By Sunny Um Wired Korea
It brought joy to millions of internet users worldwide. It did not have a body but was seen ubiquitously in the world of the internet. It was once supported by many internet browsers. Now, Adobe Flash Player is awaiting its final day, slated for the last day of this year.
Adobe Flash Player, better known as Flash, is developed by a U.S.-based software company FutureWave in 1996. The plug-in program has supported multimedia files – from music to animation – on internet browsers. Later, developers started to create games with Flash as it gained more popularity in the market.
Flash may have been just an add-on to a web browser. Be that as it may, it existed ubiquitously, even in some people’s childhood memories of playing games and animations. For example, a Flash-run animation series called “Mashimaro” had recorded 10 million views in three months back in 2000.
“I still remember playing Flash-run games when I was young,” says Taehyun Kwon, an art critic and a freelance curator. “It has been part of our lives for so long – it was everywhere.”
To Leesun Park, an independent media researcher, Flash is also a fond memory. “Flash games used to be the first thing I played after school every day,” she says.
But the outdated plug-in saw its life coming to an end. Flash had little space in the online sphere, with newer multimedia players, such as HTML5, becoming more saturated and itself bearing several vulnerabilities.
Compared to its newer competitors, Flash was not the most secure plug-in. Attackers could breach into the user’s computer system via Flash, then install programs in the computer system or create accounts with the user’s personal information, according to the Center for Internet Security. Flash also topped Symantec’s annual list of vulnerable plug-in programs eight years ago.
In 2017, Adobe announced that it would shut Flash down by the end of this year. Popular internet browsers, including Chrome, Internet Explorer and Firefox, have phased out Flash, and users are “migrating” to other multimedia players.
“Now only small businesses, such as local schools, or individuals have Flash-run websites. An increasing number of people are migrating to other plug-in programs every day,” Kwon says.
Many types of hardware and software have vanished with the rapid development of technology, but Flash’s scheduled death is different to Kwon and Park. It is more personal.
“To me, the death of Flash feels like saying goodbye to my childhood,” Park says. “It may be just an old technology becoming a thing of the past (as many other technologies have), but Flash has more personal value to many of us.”

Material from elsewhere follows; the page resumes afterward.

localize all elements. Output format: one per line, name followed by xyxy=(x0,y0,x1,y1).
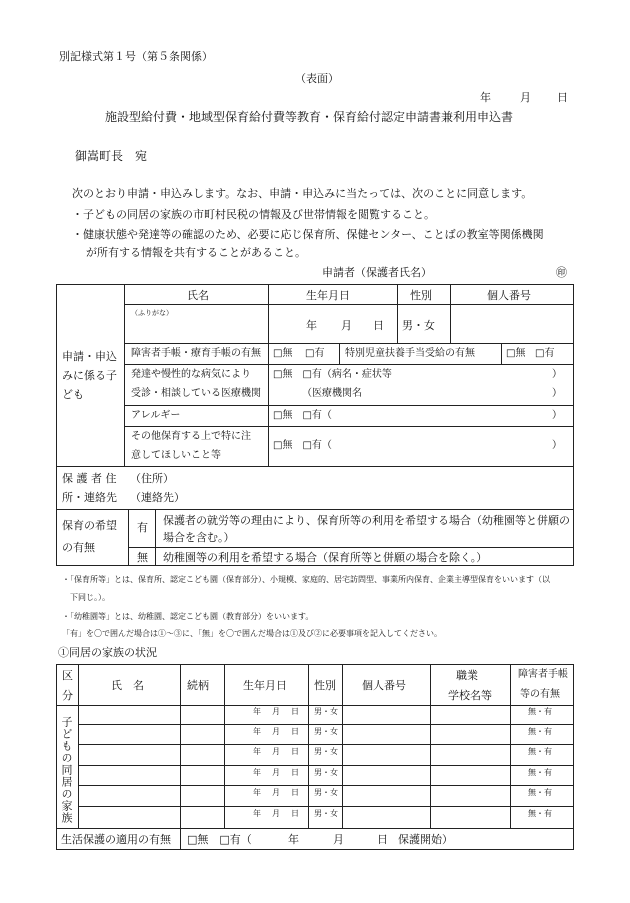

So, the duo joined hands to hold what they called a “funeral” for the dying plug-in program.
Visitors also can leave a goodbye message to Flash on the website. Many leave messages as if Flash had been their best human friend. A visitor named Milan wrote on the website: “We will miss you. I have so many great memories about playing those cool games as a kid. Goodbye old friend, goodbye.”
The duo says the number of daily visitors is increasing lately, with the website’s traffic about to reach the max level.
“Stories around Flash are endless, and perhaps that’s why many people are interested in the death of the program,” writes Kwon in his essay posted on the website. “We are preparing for a funeral. A funeral is not for the dead, but for people left behind. It is not for the past, but to see the future hidden in its legacy.”
Kwon and Park see this website as a way of conducting memory research on Flash. “Our project includes pieces contributed by many researchers who major in cultural studies, visual arts, and media archaeology,” Park says. “We collect personal stories on Flash and share them on our website, which I think is very meaningful.”
With six months left until the total shutdown, they say they would like more writers to post their pieces on Flash for lively discussions.
“When Flash is finally shut down, it doesn’t mean that the entire structure of websites would change dramatically. It would still be the same, maybe running with alternatives to Flash,” Kwon says. “But Flash played a major role in formatting Web 2.0, making the web more of an interactive space to use.”